Upon his return to medical work in 1985 Ouédraogo declared that he would not take an active role in politics and from then on he generally showed little interest in involving himself in public affairs. In 1999 he was made a member of the Conseil du Sages, (Note: Council of Wise Men) though by 2014 he had left the consultative body. In November 2012 he delivered a speech on behalf of himself and Saye Zerbo, expressing concern about how corrupt Burkina Faso's administration had become over the preceding years and accusing the country's leaders of inaction on the matter.
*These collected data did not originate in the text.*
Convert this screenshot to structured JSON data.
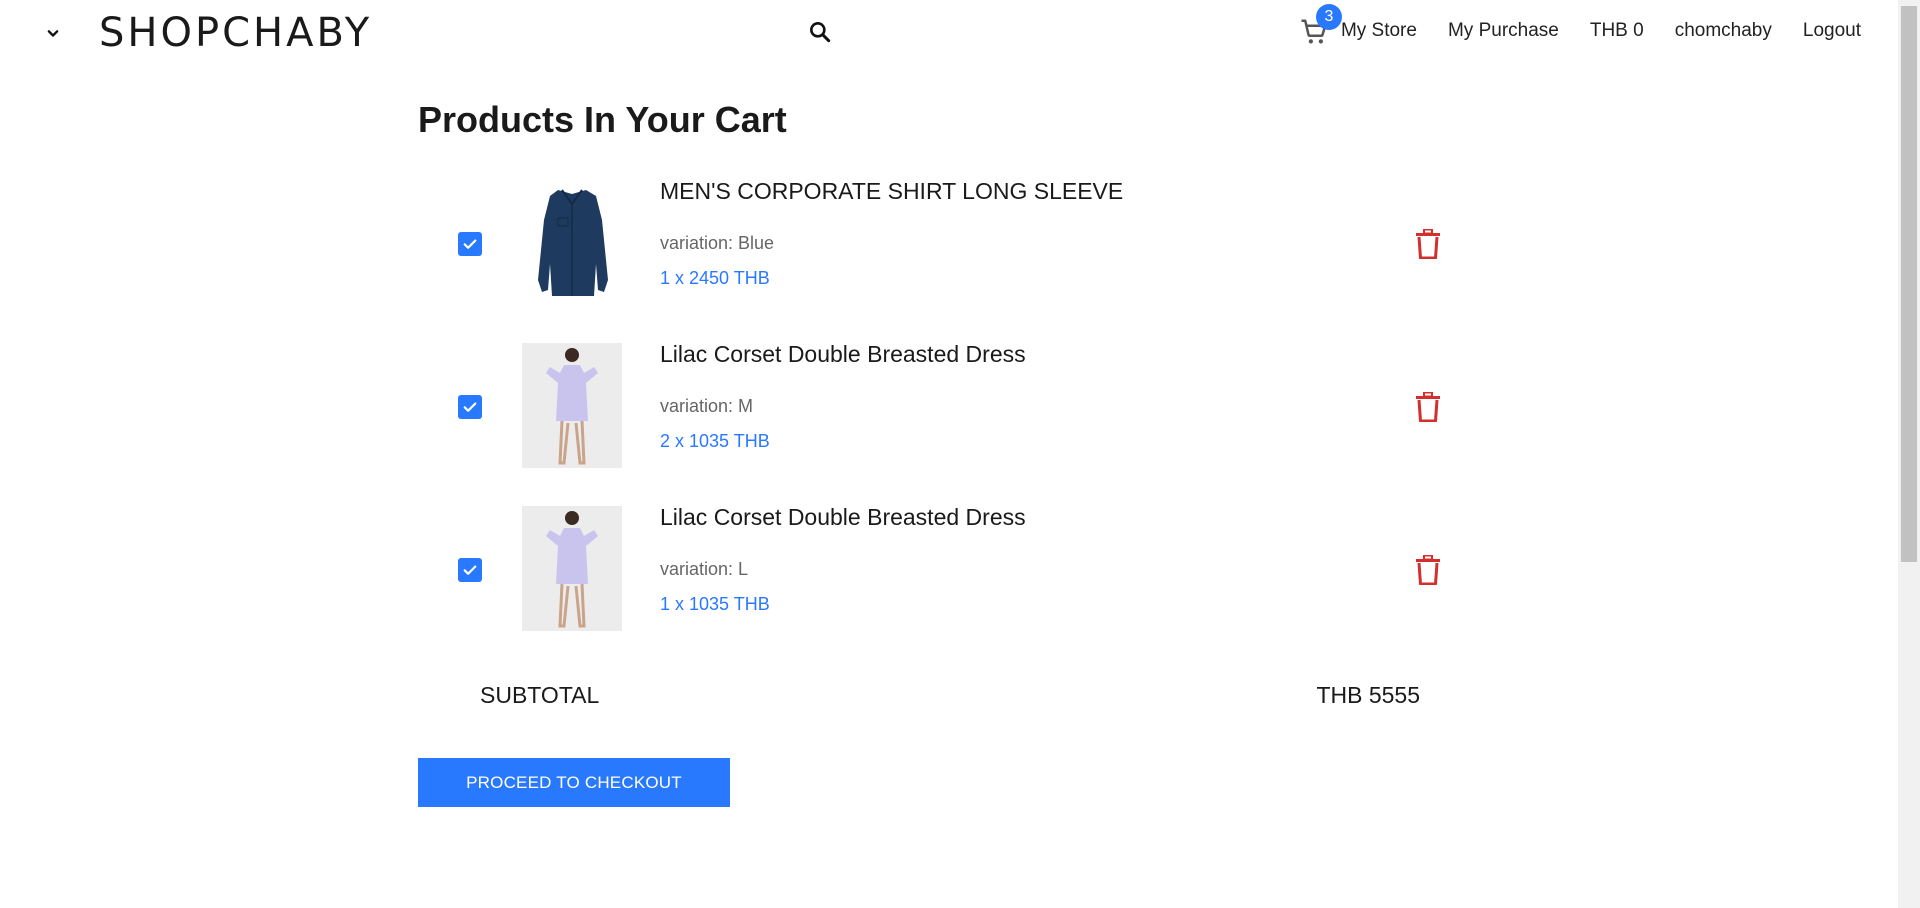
{
  "header": {
    "brand": "SHOPCHABY",
    "cart_count": "3",
    "nav": {
      "my_store": "My Store",
      "my_purchase": "My Purchase",
      "balance": "THB 0",
      "username": "chomchaby",
      "logout": "Logout"
    },
    "icons": {
      "menu": "chevron-down-icon",
      "search": "search-icon",
      "cart": "cart-icon"
    }
  },
  "main": {
    "title": "Products In Your Cart",
    "items": [
      {
        "name": "MEN'S CORPORATE SHIRT LONG SLEEVE",
        "variation": "variation: Blue",
        "price": "1 x 2450 THB",
        "checked": true
      },
      {
        "name": "Lilac Corset Double Breasted Dress",
        "variation": "variation: M",
        "price": "2 x 1035 THB",
        "checked": true
      },
      {
        "name": "Lilac Corset Double Breasted Dress",
        "variation": "variation: L",
        "price": "1 x 1035 THB",
        "checked": true
      }
    ],
    "subtotal_label": "SUBTOTAL",
    "subtotal_value": "THB 5555",
    "checkout_label": "PROCEED TO CHECKOUT"
  },
  "colors": {
    "accent": "#2979ff",
    "delete": "#d32f2f",
    "shirt": "#1f3a5f",
    "dress": "#c9c4ee"
  }
}
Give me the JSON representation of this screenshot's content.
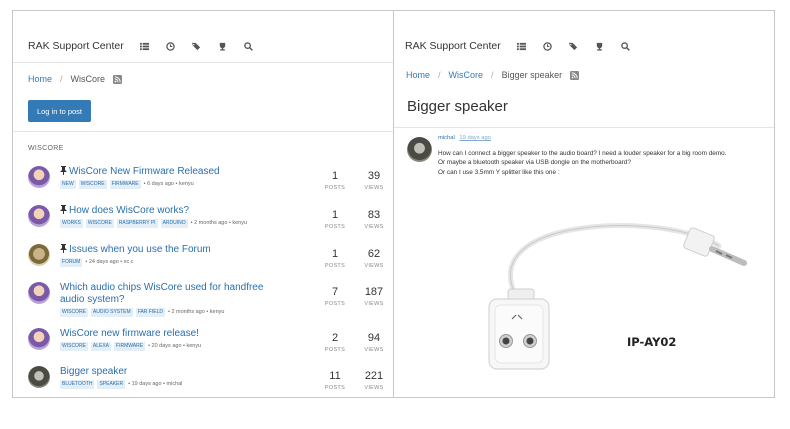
{
  "left": {
    "brand": "RAK Support Center",
    "nav_icons": [
      "list-icon",
      "clock-icon",
      "tags-icon",
      "trophy-icon",
      "search-icon"
    ],
    "breadcrumb": {
      "home": "Home",
      "current": "WisCore"
    },
    "login_button": "Log in to post",
    "category_label": "WISCORE",
    "stats_labels": {
      "posts": "POSTS",
      "views": "VIEWS"
    },
    "topics": [
      {
        "title": "WisCore New Firmware Released",
        "pinned": true,
        "tags": [
          "NEW",
          "WISCORE",
          "FIRMWARE"
        ],
        "time": "6 days ago",
        "author": "kenyu",
        "posts": "1",
        "views": "39"
      },
      {
        "title": "How does WisCore works?",
        "pinned": true,
        "tags": [
          "WORKS",
          "WISCORE",
          "RASPBERRY PI",
          "ARDUINO"
        ],
        "time": "2 months ago",
        "author": "kenyu",
        "posts": "1",
        "views": "83"
      },
      {
        "title": "Issues when you use the Forum",
        "pinned": true,
        "tags": [
          "FORUM"
        ],
        "time": "24 days ago",
        "author": "xc.c",
        "posts": "1",
        "views": "62"
      },
      {
        "title": "Which audio chips WisCore used for handfree audio system?",
        "pinned": false,
        "tags": [
          "WISCORE",
          "AUDIO SYSTEM",
          "FAR FIELD"
        ],
        "time": "2 months ago",
        "author": "kenyu",
        "posts": "7",
        "views": "187"
      },
      {
        "title": "WisCore new firmware release!",
        "pinned": false,
        "tags": [
          "WISCORE",
          "ALEXA",
          "FIRMWARE"
        ],
        "time": "20 days ago",
        "author": "kenyu",
        "posts": "2",
        "views": "94"
      },
      {
        "title": "Bigger speaker",
        "pinned": false,
        "tags": [
          "BLUETOOTH",
          "SPEAKER"
        ],
        "time": "19 days ago",
        "author": "michal",
        "posts": "11",
        "views": "221"
      }
    ]
  },
  "right": {
    "brand": "RAK Support Center",
    "breadcrumb": {
      "home": "Home",
      "category": "WisCore",
      "current": "Bigger speaker"
    },
    "post_title": "Bigger speaker",
    "post": {
      "author": "michal",
      "time": "19 days ago",
      "lines": [
        "How can I connect a bigger speaker to the audio board? I need a louder speaker for a big room demo.",
        "Or maybe a bluetooth speaker via USB dongle on the motherboard?",
        "Or can I use 3.5mm Y splitter like this one :"
      ],
      "image_caption": "IP-AY02"
    }
  },
  "colors": {
    "link": "#337ab7",
    "tag_bg": "#e3eef7",
    "tag_text": "#2a6fad"
  }
}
In early 2014 Ouédraogo acted as a mediator between President Compaoré and opposition groups as tensions between the two dramatically rose. However, the arbitration failed in April, and Compaoré later resigned and fled the country. In September 2015 members of the military launched a coup. Ouédraogo was asked to mediate, and he attempted to delay the putschists and secure the release of hostages. As the army turned against the coup he made multiple appeals to the plot's leader, Gilbert Diendéré, to surrender. After seeking refuge in the Vatican embassy, Diendéré was handed over to Burkinabé transitional government authorities and Ouédraogo escorted him into custody at the gendarmerie base in the capital. In April 2017 Ouédraogo and several other national figures met with leaders of the Coalition for Democracy and National Reconciliation, an opposition coalition formed out of Compaoré's supporters, to discuss political reconciliation. In 2020 he released a memoir titled Ma part de vérité.